Consider the following:
The days of quickly selling a promising compound early on to a large pharma company or launching a full-fledged IPO are dwindling. An Ernst & Young report showed 75 biotech IPOs in 2014 compared to nine in the second half of 2016. These days, innovation hubs in major regions of the country are home to a vast number of companies looking to enter clinical trials, take their compound at least through Phase II, and some are fully intending to stick it through Phase III and even make it to a commercial stage company.

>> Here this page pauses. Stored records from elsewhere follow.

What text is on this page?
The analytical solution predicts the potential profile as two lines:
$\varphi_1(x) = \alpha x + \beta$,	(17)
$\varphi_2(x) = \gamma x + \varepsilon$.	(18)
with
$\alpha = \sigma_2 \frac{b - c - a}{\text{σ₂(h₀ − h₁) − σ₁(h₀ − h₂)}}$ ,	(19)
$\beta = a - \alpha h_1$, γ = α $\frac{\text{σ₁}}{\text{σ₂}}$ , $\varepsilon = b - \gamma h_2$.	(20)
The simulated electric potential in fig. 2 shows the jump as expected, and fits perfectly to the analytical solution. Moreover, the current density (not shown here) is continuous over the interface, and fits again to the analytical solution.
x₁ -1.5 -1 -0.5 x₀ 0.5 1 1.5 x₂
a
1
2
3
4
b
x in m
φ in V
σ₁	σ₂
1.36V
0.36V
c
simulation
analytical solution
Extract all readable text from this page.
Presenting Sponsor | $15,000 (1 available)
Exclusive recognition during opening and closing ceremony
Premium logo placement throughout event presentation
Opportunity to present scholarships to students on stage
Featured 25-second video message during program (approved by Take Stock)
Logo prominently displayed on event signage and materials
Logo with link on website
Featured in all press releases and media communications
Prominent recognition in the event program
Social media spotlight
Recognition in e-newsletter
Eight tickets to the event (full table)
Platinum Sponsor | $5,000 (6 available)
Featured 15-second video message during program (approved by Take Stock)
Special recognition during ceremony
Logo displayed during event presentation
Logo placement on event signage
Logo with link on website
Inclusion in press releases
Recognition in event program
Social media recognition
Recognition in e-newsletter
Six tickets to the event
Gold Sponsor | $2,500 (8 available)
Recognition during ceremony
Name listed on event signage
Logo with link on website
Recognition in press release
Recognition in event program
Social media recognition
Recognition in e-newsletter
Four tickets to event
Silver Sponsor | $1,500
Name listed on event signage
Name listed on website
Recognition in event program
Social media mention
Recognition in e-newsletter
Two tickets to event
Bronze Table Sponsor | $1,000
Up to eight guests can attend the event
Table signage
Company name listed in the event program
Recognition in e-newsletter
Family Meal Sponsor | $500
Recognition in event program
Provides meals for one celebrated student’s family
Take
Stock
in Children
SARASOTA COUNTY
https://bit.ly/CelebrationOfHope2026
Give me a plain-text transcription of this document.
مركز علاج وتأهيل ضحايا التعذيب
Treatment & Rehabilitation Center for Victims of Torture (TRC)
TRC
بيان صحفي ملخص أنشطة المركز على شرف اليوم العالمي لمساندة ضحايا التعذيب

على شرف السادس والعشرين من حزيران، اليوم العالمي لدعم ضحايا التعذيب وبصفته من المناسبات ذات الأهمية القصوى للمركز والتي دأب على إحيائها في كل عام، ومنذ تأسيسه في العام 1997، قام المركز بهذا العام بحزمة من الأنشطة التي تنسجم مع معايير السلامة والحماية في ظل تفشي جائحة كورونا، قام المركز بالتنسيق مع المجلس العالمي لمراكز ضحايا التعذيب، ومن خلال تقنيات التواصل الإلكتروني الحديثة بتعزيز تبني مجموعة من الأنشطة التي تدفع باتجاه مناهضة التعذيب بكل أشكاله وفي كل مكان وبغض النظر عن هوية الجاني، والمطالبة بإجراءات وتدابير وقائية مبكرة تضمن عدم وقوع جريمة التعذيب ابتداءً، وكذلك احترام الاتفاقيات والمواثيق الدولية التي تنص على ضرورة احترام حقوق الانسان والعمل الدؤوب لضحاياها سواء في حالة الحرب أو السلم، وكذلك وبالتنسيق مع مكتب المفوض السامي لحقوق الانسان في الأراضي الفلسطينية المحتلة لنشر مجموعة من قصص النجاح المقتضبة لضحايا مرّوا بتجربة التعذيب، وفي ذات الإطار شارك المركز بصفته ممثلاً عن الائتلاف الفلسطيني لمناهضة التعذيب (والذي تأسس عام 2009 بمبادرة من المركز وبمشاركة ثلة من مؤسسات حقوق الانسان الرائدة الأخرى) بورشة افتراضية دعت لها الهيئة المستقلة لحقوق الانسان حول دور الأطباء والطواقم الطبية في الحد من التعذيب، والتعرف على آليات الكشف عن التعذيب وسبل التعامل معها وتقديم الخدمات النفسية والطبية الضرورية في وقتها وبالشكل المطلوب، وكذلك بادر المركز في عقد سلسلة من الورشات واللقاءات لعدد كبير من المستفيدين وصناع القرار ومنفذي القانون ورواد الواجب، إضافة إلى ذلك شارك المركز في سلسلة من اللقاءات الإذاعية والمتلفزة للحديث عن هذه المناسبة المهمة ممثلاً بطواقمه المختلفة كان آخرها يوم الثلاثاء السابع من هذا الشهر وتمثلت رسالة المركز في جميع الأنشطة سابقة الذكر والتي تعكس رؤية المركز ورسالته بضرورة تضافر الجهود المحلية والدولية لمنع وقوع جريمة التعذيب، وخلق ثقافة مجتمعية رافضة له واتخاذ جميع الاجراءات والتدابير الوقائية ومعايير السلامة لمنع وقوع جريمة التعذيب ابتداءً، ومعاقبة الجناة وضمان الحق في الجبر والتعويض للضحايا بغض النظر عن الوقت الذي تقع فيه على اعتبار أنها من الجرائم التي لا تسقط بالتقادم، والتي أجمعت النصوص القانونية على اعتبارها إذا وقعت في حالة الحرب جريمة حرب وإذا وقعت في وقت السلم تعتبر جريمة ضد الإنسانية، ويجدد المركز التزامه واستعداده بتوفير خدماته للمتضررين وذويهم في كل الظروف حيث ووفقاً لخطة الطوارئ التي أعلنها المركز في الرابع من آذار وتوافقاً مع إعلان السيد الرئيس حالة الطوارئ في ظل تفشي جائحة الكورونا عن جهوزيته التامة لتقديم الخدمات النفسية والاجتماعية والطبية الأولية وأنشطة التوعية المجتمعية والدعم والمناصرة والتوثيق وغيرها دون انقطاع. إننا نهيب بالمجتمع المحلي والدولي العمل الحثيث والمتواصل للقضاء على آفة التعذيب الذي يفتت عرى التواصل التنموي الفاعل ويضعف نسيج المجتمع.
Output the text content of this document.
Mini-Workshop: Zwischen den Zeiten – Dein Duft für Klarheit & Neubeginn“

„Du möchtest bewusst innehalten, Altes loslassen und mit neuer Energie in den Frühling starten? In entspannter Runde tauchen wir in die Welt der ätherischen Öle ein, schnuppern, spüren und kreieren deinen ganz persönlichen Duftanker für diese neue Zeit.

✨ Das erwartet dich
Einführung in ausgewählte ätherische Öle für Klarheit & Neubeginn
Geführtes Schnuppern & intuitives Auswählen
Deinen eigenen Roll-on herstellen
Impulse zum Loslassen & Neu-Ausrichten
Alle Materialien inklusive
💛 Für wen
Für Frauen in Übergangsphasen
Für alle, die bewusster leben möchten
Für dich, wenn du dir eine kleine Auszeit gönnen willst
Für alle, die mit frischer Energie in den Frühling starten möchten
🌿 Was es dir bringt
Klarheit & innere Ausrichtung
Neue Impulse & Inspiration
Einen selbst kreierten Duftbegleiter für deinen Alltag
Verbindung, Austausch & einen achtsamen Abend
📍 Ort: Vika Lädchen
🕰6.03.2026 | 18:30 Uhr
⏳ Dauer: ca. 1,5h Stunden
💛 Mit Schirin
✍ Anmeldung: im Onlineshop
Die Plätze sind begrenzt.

This is all evidence that these emerging biopharma are CROs’ latest boom of customers. But, as the new crop of uninitiated companies, they are having similar angst with their CRO. They feel unimportant to large CROs, costs get away quickly, oversight is difficult, projects don’t come in on time or budget…the same list that we’ve seen with outsourcing relationships over the years. The problem is that emerging biopharma companies face constraints that the large, traditional pharma never have. A single clinical trial could be the only thing the company has; basically, its whole survival. They are more financially-constrained and may either make poor decisions or cut corners, not to mention taking advice from new executives or external stakeholders that deviate from the original plan, which then results in out-of-scope charges or change orders.
The future of drug development does not lightly rest on an outsourced expert, it almost solely exists in their confines. It wouldn’t be a stretch to ask CROs to be more mindful of their smaller clients and take extra attention in handling their needs.